A collaborative project, led by Tate group, has combined PROTAC technology with light-activatable control to achieve protein degradation

PROteolysis-TArgeting Chimeras (PROTACs) are molecules which are able to bind to a protein of interest (POI) and lead to its degradation. By linking an E3 ligase ligand and a POI binder, PROTACs allow the formation of an E3 ligase/PROTAC/POI ternary complex which drives proximity-induced POI ubiquitination and subsequent degradation.

While many oncogenic protein targets have been successfully degraded by PROTACs, thereby showing their potential as a novel therapeutic modality for drug discovery, spatiotemporal control of protein degradation with light remains less explored, with only a few examples to date.

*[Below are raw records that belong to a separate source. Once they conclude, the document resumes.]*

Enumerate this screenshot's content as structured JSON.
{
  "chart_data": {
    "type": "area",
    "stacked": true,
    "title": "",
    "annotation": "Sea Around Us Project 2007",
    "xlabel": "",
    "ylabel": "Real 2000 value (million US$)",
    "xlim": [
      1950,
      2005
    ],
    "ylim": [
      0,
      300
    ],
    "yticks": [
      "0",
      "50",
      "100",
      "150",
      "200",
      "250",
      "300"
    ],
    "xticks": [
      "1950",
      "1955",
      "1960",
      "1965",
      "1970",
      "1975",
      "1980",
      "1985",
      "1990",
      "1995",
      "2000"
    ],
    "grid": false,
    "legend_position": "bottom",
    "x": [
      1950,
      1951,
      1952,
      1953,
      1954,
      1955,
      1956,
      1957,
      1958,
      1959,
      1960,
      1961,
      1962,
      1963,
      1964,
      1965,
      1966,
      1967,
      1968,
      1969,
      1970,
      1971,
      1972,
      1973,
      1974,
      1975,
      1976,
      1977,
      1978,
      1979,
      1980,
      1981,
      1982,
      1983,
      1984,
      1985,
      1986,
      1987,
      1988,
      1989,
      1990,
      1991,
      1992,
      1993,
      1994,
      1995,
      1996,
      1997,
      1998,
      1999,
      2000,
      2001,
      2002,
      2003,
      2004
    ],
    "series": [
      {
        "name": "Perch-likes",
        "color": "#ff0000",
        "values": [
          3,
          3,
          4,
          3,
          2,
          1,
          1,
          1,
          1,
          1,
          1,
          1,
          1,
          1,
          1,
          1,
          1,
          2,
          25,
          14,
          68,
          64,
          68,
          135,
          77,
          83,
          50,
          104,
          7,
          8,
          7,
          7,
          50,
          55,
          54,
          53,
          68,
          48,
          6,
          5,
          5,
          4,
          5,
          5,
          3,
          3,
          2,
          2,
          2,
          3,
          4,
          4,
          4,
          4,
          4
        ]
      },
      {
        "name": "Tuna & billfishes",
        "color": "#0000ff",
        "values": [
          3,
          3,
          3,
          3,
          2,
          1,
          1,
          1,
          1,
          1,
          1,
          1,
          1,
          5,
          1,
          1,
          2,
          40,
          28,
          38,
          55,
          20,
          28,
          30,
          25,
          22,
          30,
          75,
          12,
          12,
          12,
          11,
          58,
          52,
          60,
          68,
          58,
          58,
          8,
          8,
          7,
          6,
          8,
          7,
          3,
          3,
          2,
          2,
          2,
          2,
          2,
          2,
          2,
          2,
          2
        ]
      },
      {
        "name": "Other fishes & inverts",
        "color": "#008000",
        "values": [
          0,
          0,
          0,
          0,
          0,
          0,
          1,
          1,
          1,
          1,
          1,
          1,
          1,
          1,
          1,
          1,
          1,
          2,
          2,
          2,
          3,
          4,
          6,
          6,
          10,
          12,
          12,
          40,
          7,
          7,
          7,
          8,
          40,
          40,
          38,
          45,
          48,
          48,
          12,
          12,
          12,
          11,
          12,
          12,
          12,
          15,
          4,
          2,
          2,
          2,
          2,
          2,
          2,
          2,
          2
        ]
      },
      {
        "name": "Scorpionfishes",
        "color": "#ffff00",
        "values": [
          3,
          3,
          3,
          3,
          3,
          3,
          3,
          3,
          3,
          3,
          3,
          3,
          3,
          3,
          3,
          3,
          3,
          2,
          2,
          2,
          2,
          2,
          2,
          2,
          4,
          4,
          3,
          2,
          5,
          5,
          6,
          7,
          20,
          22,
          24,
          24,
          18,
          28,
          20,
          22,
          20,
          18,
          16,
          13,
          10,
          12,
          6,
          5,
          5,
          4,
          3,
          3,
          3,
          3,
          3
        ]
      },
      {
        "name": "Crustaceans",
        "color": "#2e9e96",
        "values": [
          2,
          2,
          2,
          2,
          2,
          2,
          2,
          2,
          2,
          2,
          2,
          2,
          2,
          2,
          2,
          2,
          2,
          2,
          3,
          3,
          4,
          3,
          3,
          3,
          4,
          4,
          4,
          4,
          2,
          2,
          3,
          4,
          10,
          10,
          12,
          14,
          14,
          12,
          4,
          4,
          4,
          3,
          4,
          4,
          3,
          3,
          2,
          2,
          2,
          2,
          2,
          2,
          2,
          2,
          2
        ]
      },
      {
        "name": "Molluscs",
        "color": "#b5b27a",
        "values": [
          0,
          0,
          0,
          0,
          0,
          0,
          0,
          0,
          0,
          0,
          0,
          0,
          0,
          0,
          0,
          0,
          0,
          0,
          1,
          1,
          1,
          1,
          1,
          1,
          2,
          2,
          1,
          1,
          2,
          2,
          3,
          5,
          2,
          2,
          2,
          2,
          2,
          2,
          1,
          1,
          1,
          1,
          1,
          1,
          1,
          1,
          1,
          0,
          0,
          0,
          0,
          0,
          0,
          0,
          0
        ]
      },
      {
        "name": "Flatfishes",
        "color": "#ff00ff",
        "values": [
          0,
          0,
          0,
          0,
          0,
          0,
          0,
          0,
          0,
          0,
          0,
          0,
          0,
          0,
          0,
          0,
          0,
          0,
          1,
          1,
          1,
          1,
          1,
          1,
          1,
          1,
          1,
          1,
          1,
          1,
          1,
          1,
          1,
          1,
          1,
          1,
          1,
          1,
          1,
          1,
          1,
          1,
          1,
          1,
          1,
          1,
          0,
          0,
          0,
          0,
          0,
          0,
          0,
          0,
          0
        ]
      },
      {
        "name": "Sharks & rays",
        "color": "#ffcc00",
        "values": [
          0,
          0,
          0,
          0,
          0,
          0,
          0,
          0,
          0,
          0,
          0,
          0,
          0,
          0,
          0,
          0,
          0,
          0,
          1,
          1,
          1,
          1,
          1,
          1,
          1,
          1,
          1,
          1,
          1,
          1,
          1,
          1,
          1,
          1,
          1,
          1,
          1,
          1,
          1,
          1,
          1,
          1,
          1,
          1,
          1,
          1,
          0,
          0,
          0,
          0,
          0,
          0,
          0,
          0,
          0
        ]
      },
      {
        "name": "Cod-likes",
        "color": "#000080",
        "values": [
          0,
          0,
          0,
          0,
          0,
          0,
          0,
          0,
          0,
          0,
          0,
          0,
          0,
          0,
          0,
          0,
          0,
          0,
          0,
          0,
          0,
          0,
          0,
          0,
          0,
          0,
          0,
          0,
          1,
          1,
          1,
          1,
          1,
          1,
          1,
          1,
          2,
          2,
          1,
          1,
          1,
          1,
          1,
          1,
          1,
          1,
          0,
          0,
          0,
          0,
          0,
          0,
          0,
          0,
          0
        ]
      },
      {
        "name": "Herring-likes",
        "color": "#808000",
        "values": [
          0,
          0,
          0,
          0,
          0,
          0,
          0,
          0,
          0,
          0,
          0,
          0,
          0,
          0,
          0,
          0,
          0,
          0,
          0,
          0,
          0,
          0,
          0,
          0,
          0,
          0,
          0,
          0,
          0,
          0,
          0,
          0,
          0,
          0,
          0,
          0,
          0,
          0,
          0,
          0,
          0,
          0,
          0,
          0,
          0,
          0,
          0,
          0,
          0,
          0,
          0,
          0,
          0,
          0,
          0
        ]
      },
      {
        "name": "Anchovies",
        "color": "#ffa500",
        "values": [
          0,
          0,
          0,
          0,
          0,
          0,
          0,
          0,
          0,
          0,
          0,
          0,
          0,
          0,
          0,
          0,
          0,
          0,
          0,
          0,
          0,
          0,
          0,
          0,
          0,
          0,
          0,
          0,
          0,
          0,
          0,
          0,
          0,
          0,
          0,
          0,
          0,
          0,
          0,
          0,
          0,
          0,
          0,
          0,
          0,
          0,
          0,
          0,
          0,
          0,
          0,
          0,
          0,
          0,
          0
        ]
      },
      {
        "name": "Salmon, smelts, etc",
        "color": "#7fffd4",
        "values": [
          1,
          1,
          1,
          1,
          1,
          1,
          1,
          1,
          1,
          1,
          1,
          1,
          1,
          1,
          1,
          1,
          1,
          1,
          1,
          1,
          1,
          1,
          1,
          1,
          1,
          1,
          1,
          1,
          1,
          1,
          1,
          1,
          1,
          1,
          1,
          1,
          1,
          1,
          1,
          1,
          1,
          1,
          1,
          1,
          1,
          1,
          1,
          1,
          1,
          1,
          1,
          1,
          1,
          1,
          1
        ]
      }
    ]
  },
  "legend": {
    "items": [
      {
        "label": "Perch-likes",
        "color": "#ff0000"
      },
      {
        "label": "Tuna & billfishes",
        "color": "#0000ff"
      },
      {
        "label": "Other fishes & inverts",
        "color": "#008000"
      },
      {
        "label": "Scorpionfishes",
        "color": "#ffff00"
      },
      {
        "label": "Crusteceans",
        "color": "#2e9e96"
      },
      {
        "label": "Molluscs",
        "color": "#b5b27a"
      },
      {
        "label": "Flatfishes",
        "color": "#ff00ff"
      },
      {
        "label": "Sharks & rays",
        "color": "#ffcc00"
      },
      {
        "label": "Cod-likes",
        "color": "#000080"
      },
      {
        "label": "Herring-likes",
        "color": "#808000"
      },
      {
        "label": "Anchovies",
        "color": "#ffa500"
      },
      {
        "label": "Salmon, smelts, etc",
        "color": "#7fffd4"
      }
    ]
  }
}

Our publication in Chem. Commun. reports a new class of photoswitchable PROTAC incorporating a novel arylazopyrazole photoswitch (AP-PROTACs) featuring differentiated photoswitching properties, and the first example of non-azobenzene PHOTAC technology. With a bromodomain (BRD) ligand (AP-PROTAC-1) or a multi-kinase inhibitor (AP-PROTAC-2) as the PROTAC warhead, light-switchable degradation of multiple proteins was achieved. In particular, it demonstrates the first example of light-tuneable degradation of multiple specific protein kinases using a broad-spectrum kinase inhibitor as the POI ligand.

A huge thanks to Prof. Matt Fuchter, Dr Dima Kozakov, GSK, and everyone in their teams for the valuable input and funding for this research project.